For employees, the high marginal rate of taxes and social security contributions on labor income lowers the incentive to work; for employers, it is, in effect, a tax on the labor factor that systematically weakens the demand for labor. The high marginal tax rate therefore needs to be reduced.
(Proposal 5, section 428)

[ . . . ]

Keep pay raises below the growth rate of labor productivity

Wage negotiators, too, must contribute to strengthening the demand for labor. In an underemployed economy, pay raises must remain below the growth rate of labor productivity in real terms. And the relevant benchmark price level is not consumer prices but rather producer prices.
(Proposal 6, sections 429 et seqq.)

Component II: Lower entitlement wages, expand the low-wage sector

26. Component II focuses on a particularly problematic area of the labor market – the low-wage sector. Unskilled workers, whose rate of unemployment is especially high, are chiefly in this segment of the labor market. Numerous wage subsidies, for example in the form of payroll and reintegration grants, are already used in Germany to enhance the attractiveness of jobs for employees and employers alike. The resulting employment effects are limited, however, and depend above all, as the international evidence shows, on the specifics of a country’s social security system and on its labor market structures. Studies and experience to date indicate that labor subsidization programs that do not lower the entitlement wage, and that do not target specific groups, yield no noteworthy employment effects at an acceptable cost. General wage subsidies that do not target specific groups cannot be financed without lowering the entitlement wage owing to the wide income corridor within which jobs are subsidized.

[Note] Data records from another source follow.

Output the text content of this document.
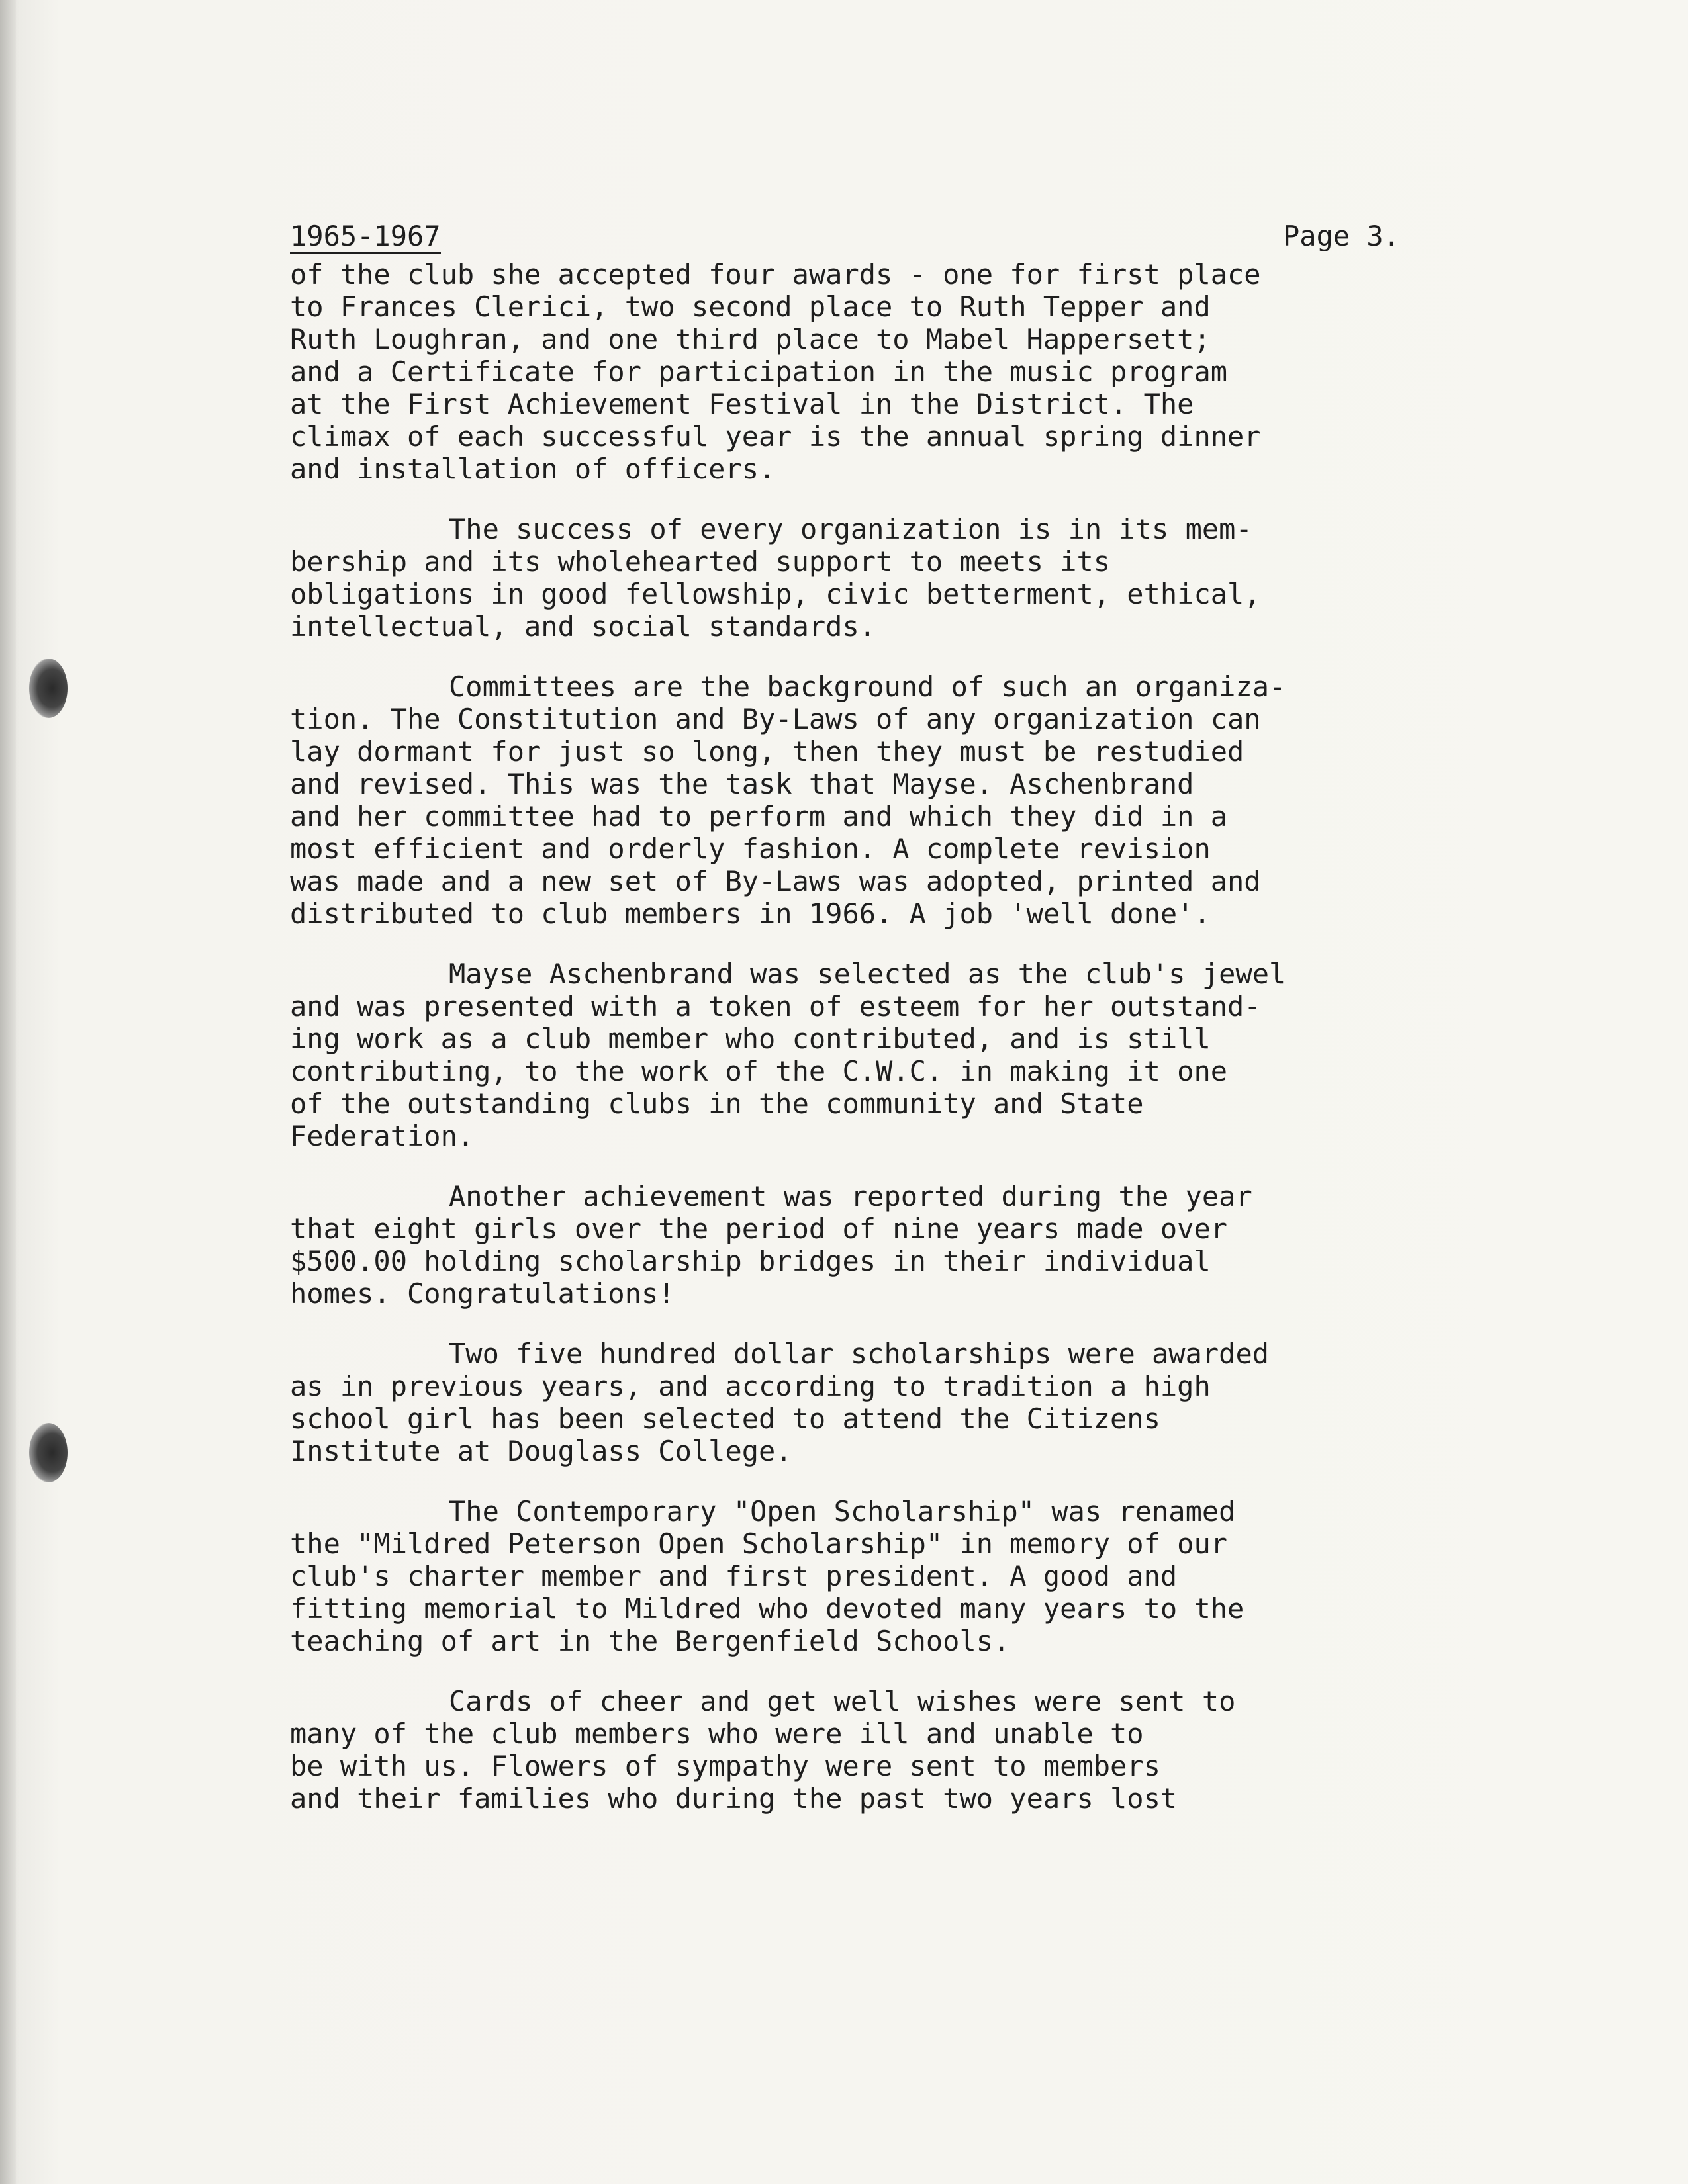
1965-1967	Page 3.
of the club she accepted four awards - one for first place
to Frances Clerici, two second place to Ruth Tepper and
Ruth Loughran, and one third place to Mabel Happersett;
and a Certificate for participation in the music program
at the First Achievement Festival in the District. The
climax of each successful year is the annual spring dinner
and installation of officers.
The success of every organization is in its mem-
bership and its wholehearted support to meets its
obligations in good fellowship, civic betterment, ethical,
intellectual, and social standards.
Committees are the background of such an organiza-
tion. The Constitution and By-Laws of any organization can
lay dormant for just so long, then they must be restudied
and revised. This was the task that Mayse. Aschenbrand
and her committee had to perform and which they did in a
most efficient and orderly fashion. A complete revision
was made and a new set of By-Laws was adopted, printed and
distributed to club members in 1966. A job 'well done'.
Mayse Aschenbrand was selected as the club's jewel
and was presented with a token of esteem for her outstand-
ing work as a club member who contributed, and is still
contributing, to the work of the C.W.C. in making it one
of the outstanding clubs in the community and State
Federation.
Another achievement was reported during the year
that eight girls over the period of nine years made over
$500.00 holding scholarship bridges in their individual
homes. Congratulations!
Two five hundred dollar scholarships were awarded
as in previous years, and according to tradition a high
school girl has been selected to attend the Citizens
Institute at Douglass College.
The Contemporary "Open Scholarship" was renamed
the "Mildred Peterson Open Scholarship" in memory of our
club's charter member and first president. A good and
fitting memorial to Mildred who devoted many years to the
teaching of art in the Bergenfield Schools.
Cards of cheer and get well wishes were sent to
many of the club members who were ill and unable to
be with us. Flowers of sympathy were sent to members
and their families who during the past two years lost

27. With an eye to reinforcing incentives to take up gainful employment and to lowering wage costs in the low-wage sector, the German Council of Economic Experts is considering a comprehensive three-part reform of the present system of wage substitutes and wage supplements. The first part foresees shortening the entitlement period for receiving (contributions-based) unemployment pay [Arbeitslosengeld] to twelve months in order to give the older, long-term unemployed a greater incentive to work and at the same time to generally enhance the attractiveness of the labor factor by reducing non-wage labor costs. This step would per se ease the burden on the statutory unemployment insurance fund [Arbeitslosenversicherung] by 5.5 billion Euros; even after allowing for a corresponding increase in expenditure on (means tested) unemployment aid [Arbeitslosenhilfe] and for lower receipts for other branches of the social security insurance system; this measure would still yield net fiscal savings of 1.5 billion Euros.